The gates came down in 1957. The fence around the laboratory pulled back, the town opened to the public, and Los Alamos became a place you could visit. But the selection mechanism that built it never really changed. You don't move to a mesa at 7,320 feet in northern New Mexico by accident. You move because Los Alamos National Laboratory offered you a position, and you had the clearance and the credentials to accept it.
The scientists who built the bomb called it "The Hill." They meant the mesa. They also meant everything the mesa implied — separation, altitude, a world apart. Eighty years later, the name still fits.

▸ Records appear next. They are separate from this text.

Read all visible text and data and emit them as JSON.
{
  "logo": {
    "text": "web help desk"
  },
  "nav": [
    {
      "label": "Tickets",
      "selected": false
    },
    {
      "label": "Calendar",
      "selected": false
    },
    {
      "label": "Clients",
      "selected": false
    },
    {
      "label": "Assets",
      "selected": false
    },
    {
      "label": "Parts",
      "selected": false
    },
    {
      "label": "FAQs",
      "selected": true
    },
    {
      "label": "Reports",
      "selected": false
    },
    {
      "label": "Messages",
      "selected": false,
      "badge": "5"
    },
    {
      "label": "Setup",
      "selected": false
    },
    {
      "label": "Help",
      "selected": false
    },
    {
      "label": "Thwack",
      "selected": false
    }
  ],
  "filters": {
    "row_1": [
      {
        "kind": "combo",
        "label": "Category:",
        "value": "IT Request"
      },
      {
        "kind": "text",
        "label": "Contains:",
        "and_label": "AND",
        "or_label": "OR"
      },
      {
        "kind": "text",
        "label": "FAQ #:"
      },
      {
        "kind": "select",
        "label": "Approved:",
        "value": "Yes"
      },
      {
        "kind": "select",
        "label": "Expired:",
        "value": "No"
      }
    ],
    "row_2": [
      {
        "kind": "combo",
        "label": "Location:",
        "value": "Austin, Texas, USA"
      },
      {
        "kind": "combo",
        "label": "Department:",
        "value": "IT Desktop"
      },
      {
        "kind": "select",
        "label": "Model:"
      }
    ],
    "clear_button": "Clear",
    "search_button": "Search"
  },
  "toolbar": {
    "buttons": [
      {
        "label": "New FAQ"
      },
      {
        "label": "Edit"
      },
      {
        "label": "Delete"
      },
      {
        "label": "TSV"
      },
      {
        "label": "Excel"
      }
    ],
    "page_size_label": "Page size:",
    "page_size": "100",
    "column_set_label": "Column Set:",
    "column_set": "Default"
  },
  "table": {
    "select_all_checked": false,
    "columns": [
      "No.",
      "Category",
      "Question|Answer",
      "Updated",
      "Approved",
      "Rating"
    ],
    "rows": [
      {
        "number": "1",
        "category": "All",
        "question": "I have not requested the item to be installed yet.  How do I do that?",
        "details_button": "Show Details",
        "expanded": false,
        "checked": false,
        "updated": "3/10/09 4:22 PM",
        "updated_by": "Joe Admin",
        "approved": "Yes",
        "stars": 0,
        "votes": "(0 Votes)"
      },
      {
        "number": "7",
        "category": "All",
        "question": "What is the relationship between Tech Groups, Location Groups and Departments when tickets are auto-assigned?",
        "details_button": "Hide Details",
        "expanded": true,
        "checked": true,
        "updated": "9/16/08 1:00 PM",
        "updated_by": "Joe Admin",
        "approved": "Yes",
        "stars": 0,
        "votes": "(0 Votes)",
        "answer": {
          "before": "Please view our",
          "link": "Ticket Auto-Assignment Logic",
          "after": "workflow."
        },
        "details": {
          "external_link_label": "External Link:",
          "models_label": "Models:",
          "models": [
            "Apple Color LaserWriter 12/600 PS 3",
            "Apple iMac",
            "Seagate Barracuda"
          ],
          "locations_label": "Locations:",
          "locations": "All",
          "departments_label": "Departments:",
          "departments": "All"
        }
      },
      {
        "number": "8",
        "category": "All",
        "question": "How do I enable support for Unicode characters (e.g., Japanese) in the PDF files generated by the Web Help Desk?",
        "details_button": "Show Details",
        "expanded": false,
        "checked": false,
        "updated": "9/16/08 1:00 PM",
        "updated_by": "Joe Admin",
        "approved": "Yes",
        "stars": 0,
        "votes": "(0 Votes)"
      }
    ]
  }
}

LANL's budget in fiscal year 2025 reached $5.28 billion. The laboratory employs 16,487 regular workers who earned $2.04 billion in salaries. The county has 19,444 residents. Do that arithmetic slowly.
About 6,000 of those employees live in Los Alamos County. The rest — more than 65% — commute up the canyon road each morning and back down each evening. Ten thousand people drive onto the mesa every workday to sustain an economy that produces a median household income of $146,208, a poverty rate of 3.8%, and an unemployment rate of 1.8%.
The County Distress Index score is 13.27. That is the lowest of 3,144 counties in the United States. Not merely low. The floor.
Most of the counties at the bottom of this index are places I can read quickly. The score is low, the explanations are legible, the data confirms a functioning local economy. Los Alamos is the first time I've sat with a county at the absolute floor of the ranking and felt not relief but something closer to vertigo.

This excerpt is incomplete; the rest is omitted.